A contemporary photo shows iron railings on top of the low walls to either side of the memorial steps. They were level with the cap on the right hand pillar but finished partway up the left hand one. After a visit in October 1920, to check on progress, Bryant wrote to the agent suggesting that if the railings were “ramped up” to meet the pillar on the left hand side at the same level as on the right “a more pleasing effect would be obtained”. He included a sketch to illustrate his point but this was not done. In any case time was getting short for the unveiling due to take place on Sunday 14 November.
On the appointed day the memorial, draped in a Union Flag, was unveiled by Lord Leconfield in the presence of a huge crowd. The previous Rector, the Rev John Penrose, performed the service of dedication in the presence of the Rector, the Rev Valentine Powell, other local clergy and dignitaries.
It was some months later, in July 1921, that the War Memorial Window and the Tablet commemorating the fallen were unveiled in the South Transept, by Lord Leconfield, following the Evening Service. The marble tablet with a crucifix, set in in the wooden niche, was designed by Herbert Bryant and alongside the illuminated Roll of Honour. The stained glass window was supplied by Westlake and Company.
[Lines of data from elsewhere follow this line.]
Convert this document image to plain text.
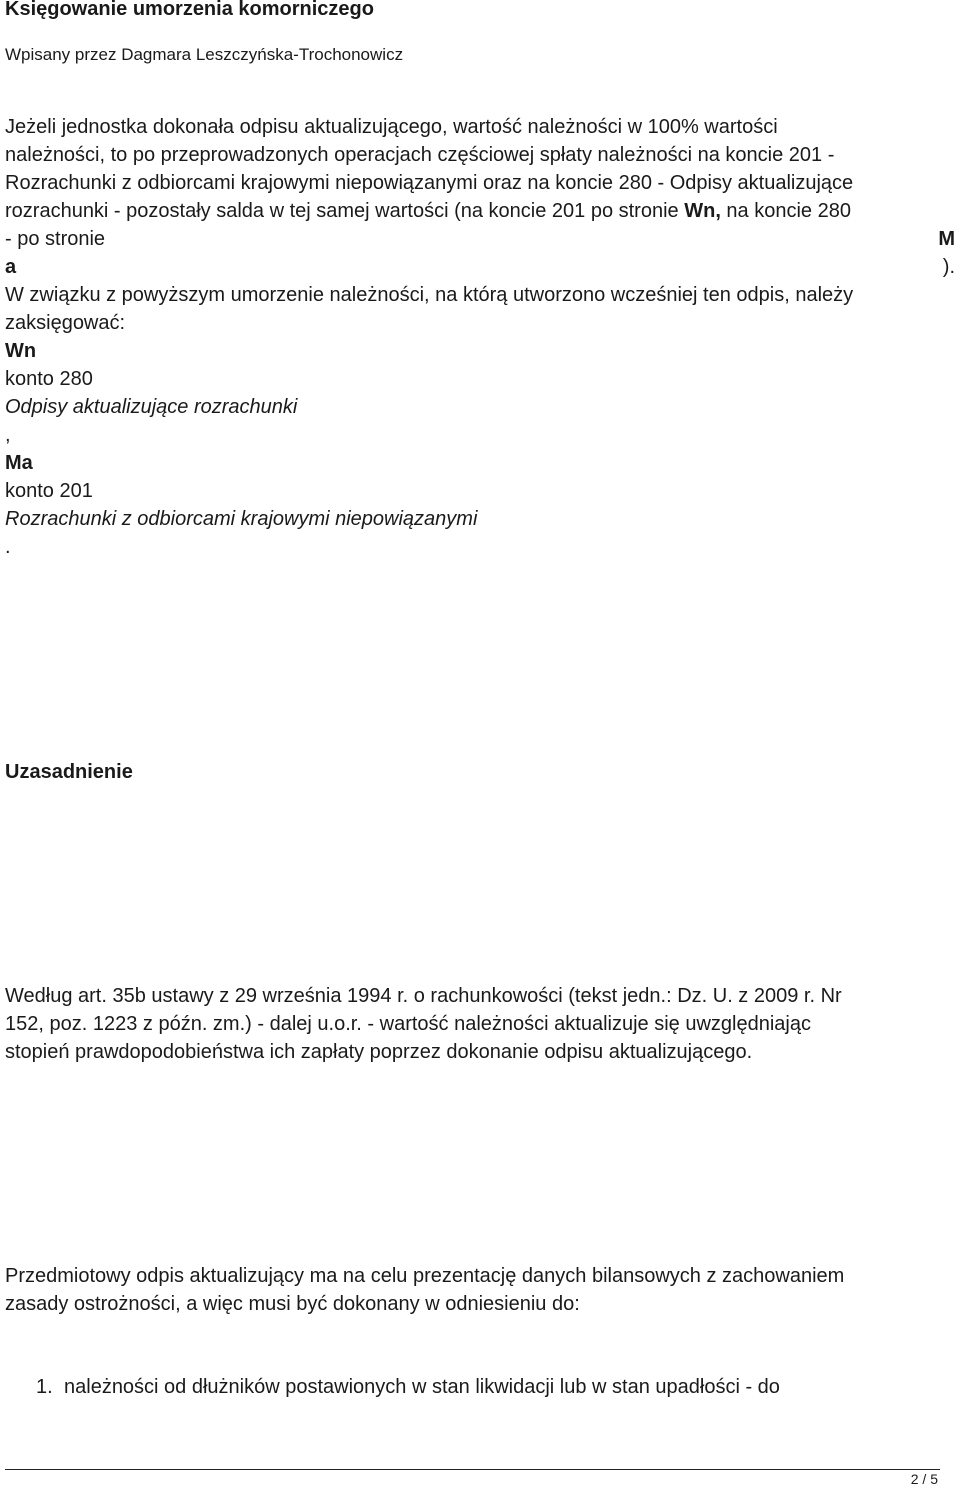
Księgowanie umorzenia komorniczego
Wpisany przez Dagmara Leszczyńska-Trochonowicz
Jeżeli jednostka dokonała odpisu aktualizującego, wartość należności w 100% wartości
należności, to po przeprowadzonych operacjach częściowej spłaty należności na koncie 201 -
Rozrachunki z odbiorcami krajowymi niepowiązanymi oraz na koncie 280 - Odpisy aktualizujące
rozrachunki - pozostały salda w tej samej wartości (na koncie 201 po stronie Wn, na koncie 280
- po stronie	M
a	).
W związku z powyższym umorzenie należności, na którą utworzono wcześniej ten odpis, należy
zaksięgować:
Wn
konto 280
Odpisy aktualizujące rozrachunki
,
Ma
konto 201
Rozrachunki z odbiorcami krajowymi niepowiązanymi
.
Uzasadnienie
Według art. 35b ustawy z 29 września 1994 r. o rachunkowości (tekst jedn.: Dz. U. z 2009 r. Nr
152, poz. 1223 z późn. zm.) - dalej u.o.r. - wartość należności aktualizuje się uwzględniając
stopień prawdopodobieństwa ich zapłaty poprzez dokonanie odpisu aktualizującego.
Przedmiotowy odpis aktualizujący ma na celu prezentację danych bilansowych z zachowaniem
zasady ostrożności, a więc musi być dokonany w odniesieniu do:
1. należności od dłużników postawionych w stan likwidacji lub w stan upadłości - do
2 / 5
In his brief report in the Parish Magazine of the unveiling of the Memorial, the Rector asked people to remember all those who fought in the war each year on Armistice Day. He also urged the people of Petworth to ‘prevent this monument and its surroundings from becoming a general playground‘. I think it is fair to say that this has been heeded. Due to the ravages of time part of the wall has collapsed and the monument (which was cleaned some years ago) had become marked again by pollution. The Town Council has been able to secure a grant for cleaning and repair, so the memorial will again look its best for the service in August 2014.
Juliet Fynes 2014
Petworth has a separate memorial in Horsham Road Cemetery in memory of the headmaster, teacher and boys who lost their lives when Petworth Boys’ School was bombed on 29 September 1942.